Pour la France, la catégorie des produits d’origine aquatique affiche un déficit commercial structurel, avoisinant et même supérieur à 5 milliards d’euros depuis quelques années (4,96 milliards d’euros en 2024, 5,04 milliards en 2025). Il se tient immédiatement derrière celui, chronique également, observé pour les fruits et légumes (environ 7 milliards d’euros). Le saumon à lui seul pèse pour plus d’un milliard de déficit. Pourtant, la France possède des atouts incontestables qui devraient en faire une puissance piscicole de rang international. Les entraves à l’essor de la pisciculture nationale sont bien connues et documentées : en raison de procédures administratives lourdes et complexes, d’un accès difficile au foncier, et de normes drastiques notamment en matière d’ICPE, aucune nouvelle installation n’a vu le jour depuis 30 ans. L’évolution du régime ICPE applicable au secteur piscicole est notamment bloquée depuis plusieurs années.
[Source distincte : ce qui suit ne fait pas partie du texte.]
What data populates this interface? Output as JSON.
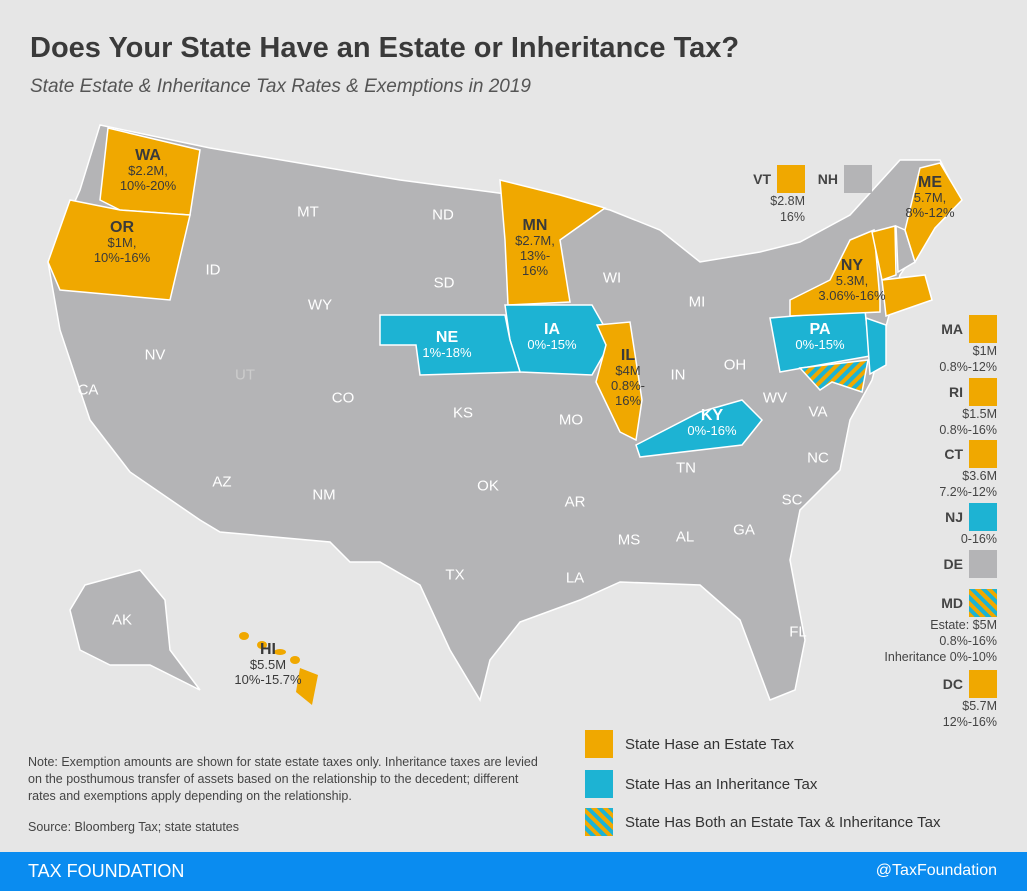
{
  "title": "Does Your State Have an Estate or Inheritance Tax?",
  "subtitle": "State Estate & Inheritance Tax Rates & Exemptions in 2019",
  "colors": {
    "estate": "#f0a800",
    "inheritance": "#1db3d3",
    "none": "#b4b4b6",
    "background": "#e6e6e6",
    "footer": "#0a8cf0"
  },
  "map_states": {
    "WA": {
      "abbr": "WA",
      "line1": "$2.2M,",
      "line2": "10%-20%",
      "type": "estate"
    },
    "OR": {
      "abbr": "OR",
      "line1": "$1M,",
      "line2": "10%-16%",
      "type": "estate"
    },
    "MN": {
      "abbr": "MN",
      "line1": "$2.7M,",
      "line2": "13%-",
      "line3": "16%",
      "type": "estate"
    },
    "NE": {
      "abbr": "NE",
      "line1": "1%-18%",
      "type": "inheritance"
    },
    "IA": {
      "abbr": "IA",
      "line1": "0%-15%",
      "type": "inheritance"
    },
    "IL": {
      "abbr": "IL",
      "line1": "$4M",
      "line2": "0.8%-",
      "line3": "16%",
      "type": "estate"
    },
    "KY": {
      "abbr": "KY",
      "line1": "0%-16%",
      "type": "inheritance"
    },
    "PA": {
      "abbr": "PA",
      "line1": "0%-15%",
      "type": "inheritance"
    },
    "NY": {
      "abbr": "NY",
      "line1": "5.3M,",
      "line2": "3.06%-16%",
      "type": "estate"
    },
    "ME": {
      "abbr": "ME",
      "line1": "5.7M,",
      "line2": "8%-12%",
      "type": "estate"
    },
    "HI": {
      "abbr": "HI",
      "line1": "$5.5M",
      "line2": "10%-15.7%",
      "type": "estate"
    }
  },
  "gray_labels": [
    "MT",
    "ND",
    "ID",
    "WY",
    "SD",
    "NV",
    "UT",
    "CA",
    "CO",
    "KS",
    "WI",
    "MI",
    "IN",
    "OH",
    "MO",
    "WV",
    "VA",
    "TN",
    "NC",
    "AZ",
    "NM",
    "OK",
    "AR",
    "SC",
    "TX",
    "MS",
    "AL",
    "GA",
    "LA",
    "FL",
    "AK"
  ],
  "side": {
    "VT": {
      "abbr": "VT",
      "line1": "$2.8M",
      "line2": "16%",
      "type": "estate"
    },
    "NH": {
      "abbr": "NH",
      "type": "none"
    },
    "MA": {
      "abbr": "MA",
      "line1": "$1M",
      "line2": "0.8%-12%",
      "type": "estate"
    },
    "RI": {
      "abbr": "RI",
      "line1": "$1.5M",
      "line2": "0.8%-16%",
      "type": "estate"
    },
    "CT": {
      "abbr": "CT",
      "line1": "$3.6M",
      "line2": "7.2%-12%",
      "type": "estate"
    },
    "NJ": {
      "abbr": "NJ",
      "line1": "0-16%",
      "type": "inheritance"
    },
    "DE": {
      "abbr": "DE",
      "type": "none"
    },
    "MD": {
      "abbr": "MD",
      "line1": "Estate: $5M",
      "line2": "0.8%-16%",
      "line3": "Inheritance 0%-10%",
      "type": "both"
    },
    "DC": {
      "abbr": "DC",
      "line1": "$5.7M",
      "line2": "12%-16%",
      "type": "estate"
    }
  },
  "legend": [
    {
      "label": "State Hase an Estate Tax",
      "type": "estate"
    },
    {
      "label": "State Has an Inheritance Tax",
      "type": "inheritance"
    },
    {
      "label": "State Has Both an Estate Tax & Inheritance Tax",
      "type": "both"
    }
  ],
  "note": "Note: Exemption amounts are shown for state estate taxes only. Inheritance taxes are levied on the posthumous transfer of assets based on the relationship to the decedent; different rates and exemptions apply depending on the relationship.",
  "source": "Source: Bloomberg Tax; state statutes",
  "footer": {
    "brand": "TAX FOUNDATION",
    "handle": "@TaxFoundation"
  }
}
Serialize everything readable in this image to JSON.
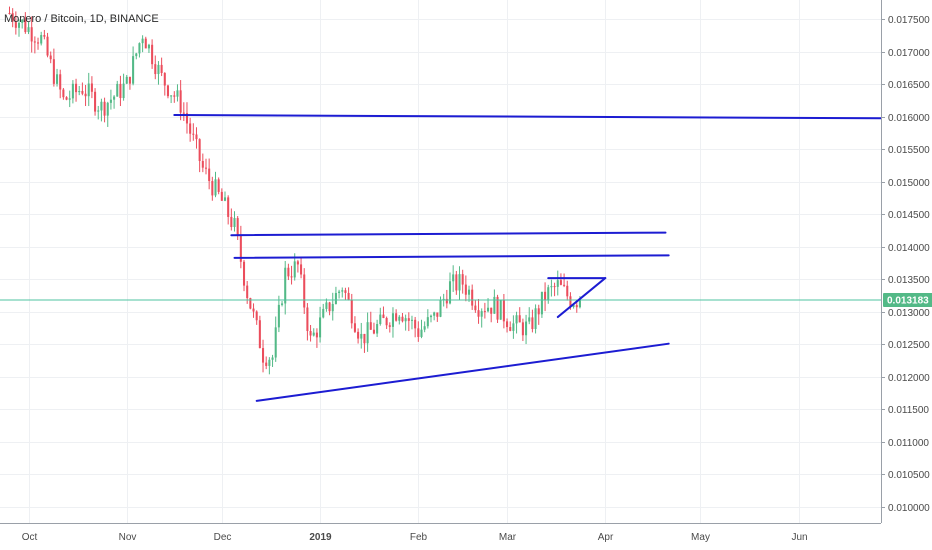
{
  "header": {
    "symbol_title": "Monero / Bitcoin, 1D, BINANCE"
  },
  "colors": {
    "up": "#53b987",
    "down": "#eb4d5c",
    "trendline": "#1c1cd2",
    "last_price_line": "#4fc3a1",
    "grid": "#eef0f3",
    "axis_text": "#4a4a4a"
  },
  "current_price": {
    "label": "0.013183",
    "value": 0.013183
  },
  "chart_data": {
    "type": "candlestick",
    "title": "Monero / Bitcoin, 1D, BINANCE",
    "y_axis": {
      "ticks": [
        0.0175,
        0.017,
        0.0165,
        0.016,
        0.0155,
        0.015,
        0.0145,
        0.014,
        0.0135,
        0.013,
        0.0125,
        0.012,
        0.0115,
        0.011,
        0.0105,
        0.01
      ],
      "tick_labels": [
        "0.017500",
        "0.017000",
        "0.016500",
        "0.016000",
        "0.015500",
        "0.015000",
        "0.014500",
        "0.014000",
        "0.013500",
        "0.013000",
        "0.012500",
        "0.012000",
        "0.011500",
        "0.011000",
        "0.010500",
        "0.010000"
      ],
      "range": [
        0.00975,
        0.0178
      ]
    },
    "x_axis": {
      "labels": [
        "Oct",
        "Nov",
        "Dec",
        "2019",
        "Feb",
        "Mar",
        "Apr",
        "May",
        "Jun"
      ],
      "label_dates": [
        "2018-10-01",
        "2018-11-01",
        "2018-12-01",
        "2019-01-01",
        "2019-02-01",
        "2019-03-01",
        "2019-04-01",
        "2019-05-01",
        "2019-06-01"
      ],
      "range": [
        "2018-09-22",
        "2019-06-27"
      ]
    },
    "grid": true,
    "key_points": [
      {
        "date": "2018-09-25",
        "price": 0.0176
      },
      {
        "date": "2018-10-05",
        "price": 0.0172
      },
      {
        "date": "2018-10-12",
        "price": 0.01625
      },
      {
        "date": "2018-10-18",
        "price": 0.01645
      },
      {
        "date": "2018-10-24",
        "price": 0.01615
      },
      {
        "date": "2018-11-01",
        "price": 0.0165
      },
      {
        "date": "2018-11-06",
        "price": 0.0173
      },
      {
        "date": "2018-11-12",
        "price": 0.0166
      },
      {
        "date": "2018-11-18",
        "price": 0.0162
      },
      {
        "date": "2018-11-25",
        "price": 0.0152
      },
      {
        "date": "2018-12-01",
        "price": 0.0147
      },
      {
        "date": "2018-12-05",
        "price": 0.0143
      },
      {
        "date": "2018-12-09",
        "price": 0.0133
      },
      {
        "date": "2018-12-14",
        "price": 0.01235
      },
      {
        "date": "2018-12-17",
        "price": 0.0123
      },
      {
        "date": "2018-12-21",
        "price": 0.0136
      },
      {
        "date": "2018-12-25",
        "price": 0.0137
      },
      {
        "date": "2018-12-29",
        "price": 0.01255
      },
      {
        "date": "2019-01-04",
        "price": 0.0131
      },
      {
        "date": "2019-01-08",
        "price": 0.0134
      },
      {
        "date": "2019-01-14",
        "price": 0.0126
      },
      {
        "date": "2019-01-20",
        "price": 0.0128
      },
      {
        "date": "2019-01-26",
        "price": 0.01305
      },
      {
        "date": "2019-02-01",
        "price": 0.0127
      },
      {
        "date": "2019-02-06",
        "price": 0.0129
      },
      {
        "date": "2019-02-11",
        "price": 0.0134
      },
      {
        "date": "2019-02-15",
        "price": 0.01345
      },
      {
        "date": "2019-02-20",
        "price": 0.0131
      },
      {
        "date": "2019-02-25",
        "price": 0.0131
      },
      {
        "date": "2019-03-03",
        "price": 0.0128
      },
      {
        "date": "2019-03-08",
        "price": 0.01275
      },
      {
        "date": "2019-03-13",
        "price": 0.01325
      },
      {
        "date": "2019-03-17",
        "price": 0.0134
      },
      {
        "date": "2019-03-21",
        "price": 0.0132
      },
      {
        "date": "2019-03-24",
        "price": 0.013183
      }
    ],
    "trendlines": [
      {
        "name": "resistance-0.01600",
        "from": {
          "date": "2018-11-16",
          "price": 0.01603
        },
        "to": {
          "date": "2019-06-27",
          "price": 0.01598
        }
      },
      {
        "name": "resistance-0.01420",
        "from": {
          "date": "2018-12-04",
          "price": 0.01418
        },
        "to": {
          "date": "2019-04-20",
          "price": 0.01422
        }
      },
      {
        "name": "resistance-0.01385",
        "from": {
          "date": "2018-12-05",
          "price": 0.01383
        },
        "to": {
          "date": "2019-04-21",
          "price": 0.01387
        }
      },
      {
        "name": "rising-support",
        "from": {
          "date": "2018-12-12",
          "price": 0.01163
        },
        "to": {
          "date": "2019-04-21",
          "price": 0.01251
        }
      },
      {
        "name": "triangle-top",
        "from": {
          "date": "2019-03-14",
          "price": 0.01352
        },
        "to": {
          "date": "2019-04-01",
          "price": 0.01352
        }
      },
      {
        "name": "triangle-bottom",
        "from": {
          "date": "2019-03-17",
          "price": 0.01292
        },
        "to": {
          "date": "2019-04-01",
          "price": 0.01352
        }
      }
    ]
  }
}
Le renforcement de notre souveraineté alimentaire passe de manière évidente par la reconquête de notre secteur piscicole. La filière attend des actes pour libérer son potentiel productif.

C'est pourquoi le présent amendement demande que le Gouvernement remette un rapport au Parlement sur le bilan de la réforme de la police de l’élevage, sur les blocages auxquels fait face la pisciculture française et sur les perspectives de développement (notamment la création d’un dispositif de sites aquacoles clés en main”), dans un délai de 18 mois à compter de la publication des ordonnances.

Ce rapport pourrait être réalisé par FranceAgriMer, avec le concours du Haut-commissariat à la Stratégie et au Plan.

Sur la base des conclusions de ce rapport, nous souhaitons qu'un débat soit organisé au Parlement.

 



NB :La présente rectification porte sur la liste des signataires.